In their response to the Committee’s report, the Government recognised the effectiveness of REM in monitoring fishing activity and bringing full compliance with the landing obligation. We know that many other countries have adopted or are adopting REM—New Zealand, British Columbia, part of the US—and in this post-Covid period of digital leaps forward, it seems sensible for us to adopt a modern methodology for the collection of data and for monitoring and enforcement. So let us just do it—and if it is for England only, let us still start there.
My Lords, the matter of REM is of the utmost importance. Of course, it already exists in the industry. For example, vessels over 12 metres carry transponders which provide data on vessel location, being satellites at sea. This is a strong aid to effective monitoring, control and enforcement in relation to the work that the boat does. Likewise, electronic logbooks for vessels over 10 metres in length and a mobile phone catch app for vessels under 10 metres, have strengthened the flow of information necessary for the effective management of our fisheries.
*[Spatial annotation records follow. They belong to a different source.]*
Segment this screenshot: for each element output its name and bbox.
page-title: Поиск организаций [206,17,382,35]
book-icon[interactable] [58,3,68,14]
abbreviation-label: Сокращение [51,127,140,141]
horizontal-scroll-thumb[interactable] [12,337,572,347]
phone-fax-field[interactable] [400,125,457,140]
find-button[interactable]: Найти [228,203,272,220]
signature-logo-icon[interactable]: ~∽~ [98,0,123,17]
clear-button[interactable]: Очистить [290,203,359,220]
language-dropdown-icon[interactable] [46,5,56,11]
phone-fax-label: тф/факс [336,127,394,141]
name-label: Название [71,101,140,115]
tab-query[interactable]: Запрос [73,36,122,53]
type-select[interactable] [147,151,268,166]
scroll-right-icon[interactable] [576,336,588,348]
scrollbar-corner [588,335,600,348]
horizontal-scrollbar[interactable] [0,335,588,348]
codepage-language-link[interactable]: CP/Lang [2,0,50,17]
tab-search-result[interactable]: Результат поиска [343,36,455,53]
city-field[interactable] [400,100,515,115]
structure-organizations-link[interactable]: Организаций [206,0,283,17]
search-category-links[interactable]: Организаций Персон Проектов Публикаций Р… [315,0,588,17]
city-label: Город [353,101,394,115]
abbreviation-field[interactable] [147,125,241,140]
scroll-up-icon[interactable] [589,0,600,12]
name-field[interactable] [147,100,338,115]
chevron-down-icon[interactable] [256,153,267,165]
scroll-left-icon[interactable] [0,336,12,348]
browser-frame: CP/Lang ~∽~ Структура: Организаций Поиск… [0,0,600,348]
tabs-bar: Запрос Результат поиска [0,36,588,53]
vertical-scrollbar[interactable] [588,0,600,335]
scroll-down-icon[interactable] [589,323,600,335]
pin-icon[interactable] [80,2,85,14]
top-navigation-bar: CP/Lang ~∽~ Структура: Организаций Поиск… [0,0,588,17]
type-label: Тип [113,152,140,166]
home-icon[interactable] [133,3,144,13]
CCTV cameras have already been used successfully on a voluntary basis in the United Kingdom and Denmark in projects to provide assurance that cod catches, for example, are kept within permitted limits. Other initiatives using CCTV in a similar way have helped scientists understand specific catch patterns, and provide useful advice to fisheries managers. REM undoubtedly has an important role to play in the future management of UK fisheries.
My Lords, it seems to be my privilege always to follow my fellow Scot. I do not think that the data being relied on is being referred to as theoretical. What is theoretical is the MSY itself, which is basically a modelling of the future from the data of the past. Strictly speaking it is theoretical, because it is in the nature of a prophecy about how matters will proceed.
As for the second amendment, by “reproduction” it means the full process that reconstitutes the stock from time to time—the process going on continually to bring the stock up. The Members who tabled it are not thinking particularly of one aspect but of all aspects and, in my view, the definition can be understood. It may well be that—and I have the greatest respect for the ICES—there are other possible definitions, but I do not think that this one is based on theoretical data. It is based on real data, but it is a theoretical calculation.
My Lords, I very much support this amendment. I want to congratulate the noble Lord, Lord Krebs, on his work in this area. He was a member of my EU Energy and Environment Sub-Committee, when he really went through this issue of the drawbacks of MSY. I am very grateful for all his work on that, and I wish to show my support for this amendment.